静岡市で違法な盛り土をした疑いで残土処分会社の前社長と息子の現社長が逮捕された。2人は、約5年間で1億円以上の利益をあげていたとみられている。
県の砂防指定地管理条例違反などの疑いで逮捕されたのは、静岡市の残土処分会社の前社長で84歳の男と、その息子で現社長の41歳の男。
警察によると、2人は共謀の上、2018年3月ごろから約5年間に、静岡市葵区の「杉尾地区」と「日向地区」の2か所で、県の許可を得ず盛り土をした疑いなどが持たれている。
2人は、少なくとも5年前からダンプ1台あたり1万円〜2万円ほどで、静岡市内で出た建設残土の処分を請け負い、計1億円以上の利益を得ていたとみられている。
(提坂 貴文カメラマン)
「こちらが今回逮捕された容疑者が造成したとみられる盛り土です」
造成された2か所の盛り土があるのは、静岡市葵区の山間部。
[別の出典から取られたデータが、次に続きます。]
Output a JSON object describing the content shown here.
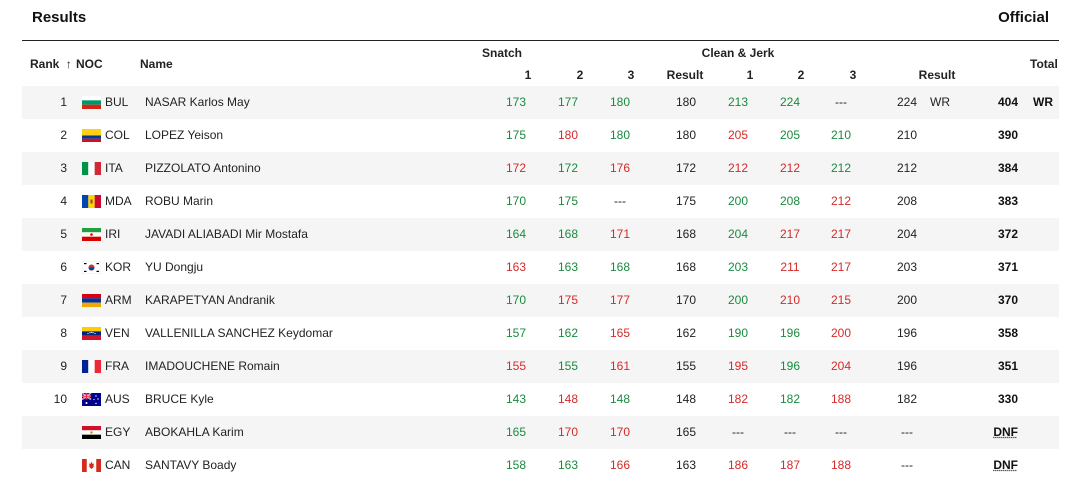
{
  "header": {
    "title": "Results",
    "status": "Official"
  },
  "columns": {
    "rank": "Rank",
    "rank_sort_icon": "up-arrow-icon",
    "noc": "NOC",
    "name": "Name",
    "snatch": "Snatch",
    "clean_jerk": "Clean & Jerk",
    "attempt1": "1",
    "attempt2": "2",
    "attempt3": "3",
    "result": "Result",
    "total": "Total"
  },
  "colors": {
    "good_lift": "#1a8a3f",
    "no_lift": "#d42a2a"
  },
  "rows": [
    {
      "rank": "1",
      "noc": "BUL",
      "name": "NASAR Karlos May",
      "sn": [
        {
          "v": "173",
          "s": "good"
        },
        {
          "v": "177",
          "s": "good"
        },
        {
          "v": "180",
          "s": "good"
        }
      ],
      "sn_result": "180",
      "cj": [
        {
          "v": "213",
          "s": "good"
        },
        {
          "v": "224",
          "s": "good"
        },
        {
          "v": "---",
          "s": "none"
        }
      ],
      "cj_result": "224",
      "cj_record": "WR",
      "total": "404",
      "total_record": "WR"
    },
    {
      "rank": "2",
      "noc": "COL",
      "name": "LOPEZ Yeison",
      "sn": [
        {
          "v": "175",
          "s": "good"
        },
        {
          "v": "180",
          "s": "nolift"
        },
        {
          "v": "180",
          "s": "good"
        }
      ],
      "sn_result": "180",
      "cj": [
        {
          "v": "205",
          "s": "nolift"
        },
        {
          "v": "205",
          "s": "good"
        },
        {
          "v": "210",
          "s": "good"
        }
      ],
      "cj_result": "210",
      "cj_record": "",
      "total": "390",
      "total_record": ""
    },
    {
      "rank": "3",
      "noc": "ITA",
      "name": "PIZZOLATO Antonino",
      "sn": [
        {
          "v": "172",
          "s": "nolift"
        },
        {
          "v": "172",
          "s": "good"
        },
        {
          "v": "176",
          "s": "nolift"
        }
      ],
      "sn_result": "172",
      "cj": [
        {
          "v": "212",
          "s": "nolift"
        },
        {
          "v": "212",
          "s": "nolift"
        },
        {
          "v": "212",
          "s": "good"
        }
      ],
      "cj_result": "212",
      "cj_record": "",
      "total": "384",
      "total_record": ""
    },
    {
      "rank": "4",
      "noc": "MDA",
      "name": "ROBU Marin",
      "sn": [
        {
          "v": "170",
          "s": "good"
        },
        {
          "v": "175",
          "s": "good"
        },
        {
          "v": "---",
          "s": "none"
        }
      ],
      "sn_result": "175",
      "cj": [
        {
          "v": "200",
          "s": "good"
        },
        {
          "v": "208",
          "s": "good"
        },
        {
          "v": "212",
          "s": "nolift"
        }
      ],
      "cj_result": "208",
      "cj_record": "",
      "total": "383",
      "total_record": ""
    },
    {
      "rank": "5",
      "noc": "IRI",
      "name": "JAVADI ALIABADI Mir Mostafa",
      "sn": [
        {
          "v": "164",
          "s": "good"
        },
        {
          "v": "168",
          "s": "good"
        },
        {
          "v": "171",
          "s": "nolift"
        }
      ],
      "sn_result": "168",
      "cj": [
        {
          "v": "204",
          "s": "good"
        },
        {
          "v": "217",
          "s": "nolift"
        },
        {
          "v": "217",
          "s": "nolift"
        }
      ],
      "cj_result": "204",
      "cj_record": "",
      "total": "372",
      "total_record": ""
    },
    {
      "rank": "6",
      "noc": "KOR",
      "name": "YU Dongju",
      "sn": [
        {
          "v": "163",
          "s": "nolift"
        },
        {
          "v": "163",
          "s": "good"
        },
        {
          "v": "168",
          "s": "good"
        }
      ],
      "sn_result": "168",
      "cj": [
        {
          "v": "203",
          "s": "good"
        },
        {
          "v": "211",
          "s": "nolift"
        },
        {
          "v": "217",
          "s": "nolift"
        }
      ],
      "cj_result": "203",
      "cj_record": "",
      "total": "371",
      "total_record": ""
    },
    {
      "rank": "7",
      "noc": "ARM",
      "name": "KARAPETYAN Andranik",
      "sn": [
        {
          "v": "170",
          "s": "good"
        },
        {
          "v": "175",
          "s": "nolift"
        },
        {
          "v": "177",
          "s": "nolift"
        }
      ],
      "sn_result": "170",
      "cj": [
        {
          "v": "200",
          "s": "good"
        },
        {
          "v": "210",
          "s": "nolift"
        },
        {
          "v": "215",
          "s": "nolift"
        }
      ],
      "cj_result": "200",
      "cj_record": "",
      "total": "370",
      "total_record": ""
    },
    {
      "rank": "8",
      "noc": "VEN",
      "name": "VALLENILLA SANCHEZ Keydomar",
      "sn": [
        {
          "v": "157",
          "s": "good"
        },
        {
          "v": "162",
          "s": "good"
        },
        {
          "v": "165",
          "s": "nolift"
        }
      ],
      "sn_result": "162",
      "cj": [
        {
          "v": "190",
          "s": "good"
        },
        {
          "v": "196",
          "s": "good"
        },
        {
          "v": "200",
          "s": "nolift"
        }
      ],
      "cj_result": "196",
      "cj_record": "",
      "total": "358",
      "total_record": ""
    },
    {
      "rank": "9",
      "noc": "FRA",
      "name": "IMADOUCHENE Romain",
      "sn": [
        {
          "v": "155",
          "s": "nolift"
        },
        {
          "v": "155",
          "s": "good"
        },
        {
          "v": "161",
          "s": "nolift"
        }
      ],
      "sn_result": "155",
      "cj": [
        {
          "v": "195",
          "s": "nolift"
        },
        {
          "v": "196",
          "s": "good"
        },
        {
          "v": "204",
          "s": "nolift"
        }
      ],
      "cj_result": "196",
      "cj_record": "",
      "total": "351",
      "total_record": ""
    },
    {
      "rank": "10",
      "noc": "AUS",
      "name": "BRUCE Kyle",
      "sn": [
        {
          "v": "143",
          "s": "good"
        },
        {
          "v": "148",
          "s": "nolift"
        },
        {
          "v": "148",
          "s": "good"
        }
      ],
      "sn_result": "148",
      "cj": [
        {
          "v": "182",
          "s": "nolift"
        },
        {
          "v": "182",
          "s": "good"
        },
        {
          "v": "188",
          "s": "nolift"
        }
      ],
      "cj_result": "182",
      "cj_record": "",
      "total": "330",
      "total_record": ""
    },
    {
      "rank": "",
      "noc": "EGY",
      "name": "ABOKAHLA Karim",
      "sn": [
        {
          "v": "165",
          "s": "good"
        },
        {
          "v": "170",
          "s": "nolift"
        },
        {
          "v": "170",
          "s": "nolift"
        }
      ],
      "sn_result": "165",
      "cj": [
        {
          "v": "---",
          "s": "none"
        },
        {
          "v": "---",
          "s": "none"
        },
        {
          "v": "---",
          "s": "none"
        }
      ],
      "cj_result": "---",
      "cj_record": "",
      "total": "DNF",
      "total_record": ""
    },
    {
      "rank": "",
      "noc": "CAN",
      "name": "SANTAVY Boady",
      "sn": [
        {
          "v": "158",
          "s": "good"
        },
        {
          "v": "163",
          "s": "good"
        },
        {
          "v": "166",
          "s": "nolift"
        }
      ],
      "sn_result": "163",
      "cj": [
        {
          "v": "186",
          "s": "nolift"
        },
        {
          "v": "187",
          "s": "nolift"
        },
        {
          "v": "188",
          "s": "nolift"
        }
      ],
      "cj_result": "---",
      "cj_record": "",
      "total": "DNF",
      "total_record": ""
    }
  ]
}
この場所は、盛り土などの行為のためには県の許可が必要となる砂防法の「規制区域」に指定されている。このうち「日向地区」に造成された盛り土は約37万立法メートルで、これは熱海土石流災害の起点部分に造成されていた盛り土の約5倍の量だ。
(近隣施設の人)
「ダンプカーが走っていた。腐敗臭、においがしてくることがあってどこからしているのかなと思っていた」
7日逮捕された現社長の男は…。「県や市から行政指導は受けていたが現場に県や市の職員が来ていなかったので搬入を続けた」などと話し、おおむね容疑を認めているという。
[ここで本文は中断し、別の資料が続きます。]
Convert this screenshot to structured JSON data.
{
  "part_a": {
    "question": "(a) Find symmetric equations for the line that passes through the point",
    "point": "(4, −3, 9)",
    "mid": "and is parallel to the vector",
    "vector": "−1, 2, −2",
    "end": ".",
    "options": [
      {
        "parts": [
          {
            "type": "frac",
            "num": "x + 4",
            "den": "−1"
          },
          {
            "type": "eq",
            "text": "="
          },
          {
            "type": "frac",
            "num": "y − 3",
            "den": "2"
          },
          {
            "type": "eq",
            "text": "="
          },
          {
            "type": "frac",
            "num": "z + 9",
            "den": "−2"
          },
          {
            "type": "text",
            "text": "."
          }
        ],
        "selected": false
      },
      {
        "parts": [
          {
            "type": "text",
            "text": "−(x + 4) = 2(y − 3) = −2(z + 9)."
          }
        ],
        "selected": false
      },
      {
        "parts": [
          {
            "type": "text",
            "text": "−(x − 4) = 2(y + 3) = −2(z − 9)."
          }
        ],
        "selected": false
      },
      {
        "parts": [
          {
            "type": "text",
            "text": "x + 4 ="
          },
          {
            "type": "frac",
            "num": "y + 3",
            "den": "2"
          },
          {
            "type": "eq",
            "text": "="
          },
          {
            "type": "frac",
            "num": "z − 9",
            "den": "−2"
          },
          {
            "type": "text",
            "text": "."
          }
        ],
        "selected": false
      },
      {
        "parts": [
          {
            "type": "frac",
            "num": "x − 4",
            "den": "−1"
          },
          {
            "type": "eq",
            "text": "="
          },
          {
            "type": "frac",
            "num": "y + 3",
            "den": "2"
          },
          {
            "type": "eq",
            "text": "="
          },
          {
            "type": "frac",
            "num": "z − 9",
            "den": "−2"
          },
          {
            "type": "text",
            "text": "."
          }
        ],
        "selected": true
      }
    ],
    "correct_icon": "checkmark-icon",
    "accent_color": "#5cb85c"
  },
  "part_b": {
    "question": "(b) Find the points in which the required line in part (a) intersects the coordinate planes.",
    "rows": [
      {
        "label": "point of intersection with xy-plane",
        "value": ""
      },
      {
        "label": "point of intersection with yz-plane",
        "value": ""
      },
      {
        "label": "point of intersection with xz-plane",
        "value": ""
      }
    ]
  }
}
行政は今回の事態に適切に対処できていたのか。県は「日向地区」については2005年に、「杉尾地区」については2019年に不適切な盛り土の存在を確認していた。県の担当者は、口頭や文書で指導を行なっていたものの、強制力のある「措置命令」を出すまでには至らなかったと話す。
(静岡県 河川砂防管理課 鍋田 航平 課長)
「応急対策であっても、業者が指導に応じる姿勢は見せていたので、対応はできるというのはあった。命令まではしなかった。放置されたということを考えれば、毅然とした対応をするべきだった」
一方で、残った土砂の今後の対応については…。
(静岡県 河川砂防管理課 鍋田 航平 課長)
「基本は無許可で行った者に対して是正を求めるのが県の姿勢。そこでも是正されないようなら、行政代執行を視野に入れて対応していく」
逮捕された2人は、県の砂防指定地管理条例、森林法、そして県の盛り土新条例の3つに違反した疑いがもたれている。
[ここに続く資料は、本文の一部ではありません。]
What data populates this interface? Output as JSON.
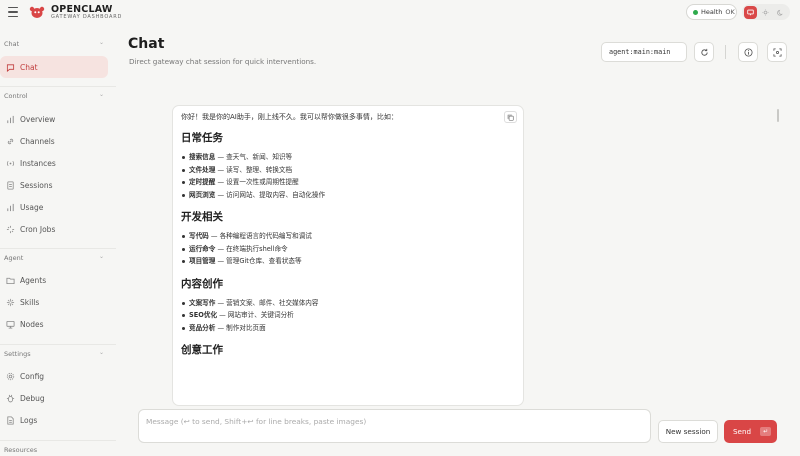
{
  "brand": {
    "name": "OPENCLAW",
    "subtitle": "GATEWAY DASHBOARD",
    "accent": "#d94646"
  },
  "header": {
    "health_label": "Health",
    "health_status": "OK",
    "health_color": "#2eaa4c"
  },
  "sidebar": {
    "sections": [
      {
        "label": "Chat",
        "items": [
          {
            "label": "Chat",
            "icon": "message-square-icon",
            "active": true
          }
        ]
      },
      {
        "label": "Control",
        "items": [
          {
            "label": "Overview",
            "icon": "bar-chart-icon"
          },
          {
            "label": "Channels",
            "icon": "link-icon"
          },
          {
            "label": "Instances",
            "icon": "radio-icon"
          },
          {
            "label": "Sessions",
            "icon": "file-text-icon"
          },
          {
            "label": "Usage",
            "icon": "bar-chart-icon"
          },
          {
            "label": "Cron Jobs",
            "icon": "loader-icon"
          }
        ]
      },
      {
        "label": "Agent",
        "items": [
          {
            "label": "Agents",
            "icon": "folder-icon"
          },
          {
            "label": "Skills",
            "icon": "zap-icon"
          },
          {
            "label": "Nodes",
            "icon": "monitor-icon"
          }
        ]
      },
      {
        "label": "Settings",
        "items": [
          {
            "label": "Config",
            "icon": "settings-icon"
          },
          {
            "label": "Debug",
            "icon": "bug-icon"
          },
          {
            "label": "Logs",
            "icon": "file-icon"
          }
        ]
      },
      {
        "label": "Resources",
        "items": []
      }
    ]
  },
  "page": {
    "title": "Chat",
    "subtitle": "Direct gateway chat session for quick interventions.",
    "session_key": "agent:main:main"
  },
  "message": {
    "intro": "你好！我是你的AI助手，刚上线不久。我可以帮你做很多事情，比如：",
    "sections": [
      {
        "heading": "日常任务",
        "items": [
          {
            "term": "搜索信息",
            "desc": " — 查天气、新闻、知识等"
          },
          {
            "term": "文件处理",
            "desc": " — 读写、整理、转换文档"
          },
          {
            "term": "定时提醒",
            "desc": " — 设置一次性或周期性提醒"
          },
          {
            "term": "网页浏览",
            "desc": " — 访问网站、提取内容、自动化操作"
          }
        ]
      },
      {
        "heading": "开发相关",
        "items": [
          {
            "term": "写代码",
            "desc": " — 各种编程语言的代码编写和调试"
          },
          {
            "term": "运行命令",
            "desc": " — 在终端执行shell命令"
          },
          {
            "term": "项目管理",
            "desc": " — 管理Git仓库、查看状态等"
          }
        ]
      },
      {
        "heading": "内容创作",
        "items": [
          {
            "term": "文案写作",
            "desc": " — 营销文案、邮件、社交媒体内容"
          },
          {
            "term": "SEO优化",
            "desc": " — 网站审计、关键词分析"
          },
          {
            "term": "竞品分析",
            "desc": " — 制作对比页面"
          }
        ]
      },
      {
        "heading": "创意工作",
        "items": []
      }
    ]
  },
  "composer": {
    "placeholder": "Message (↩ to send, Shift+↩ for line breaks, paste images)",
    "new_session_label": "New session",
    "send_label": "Send",
    "send_kbd": "↵"
  }
}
2人の罪はどの程度になるのか。エブリィしずおかのコメンテーターでもある嶋田弁護士に聞いた。
(嶋田 麗子 弁護士)
「根拠となる法律のなかで一番重いものが、森林法。森林法で定められている量刑が『3年以下の懲役又は300万円以下の罰金』となっている」
また、前科がない場合、執行猶予がついたり、罰金にとどまる可能性もあるという。
(嶋田 麗子 弁護士)
「量刑が執行猶予で済んでしまう可能性があるとすると、得られる金銭に比べてデメリットが少ないと判断して、一般予防効果が薄まっている可能性がある」
また、嶋田弁護士は違法な盛り土を防ぐためには、「行政代執行の費用を、業者から確実に回収できる仕組みを作っていくことが重要」と話しす。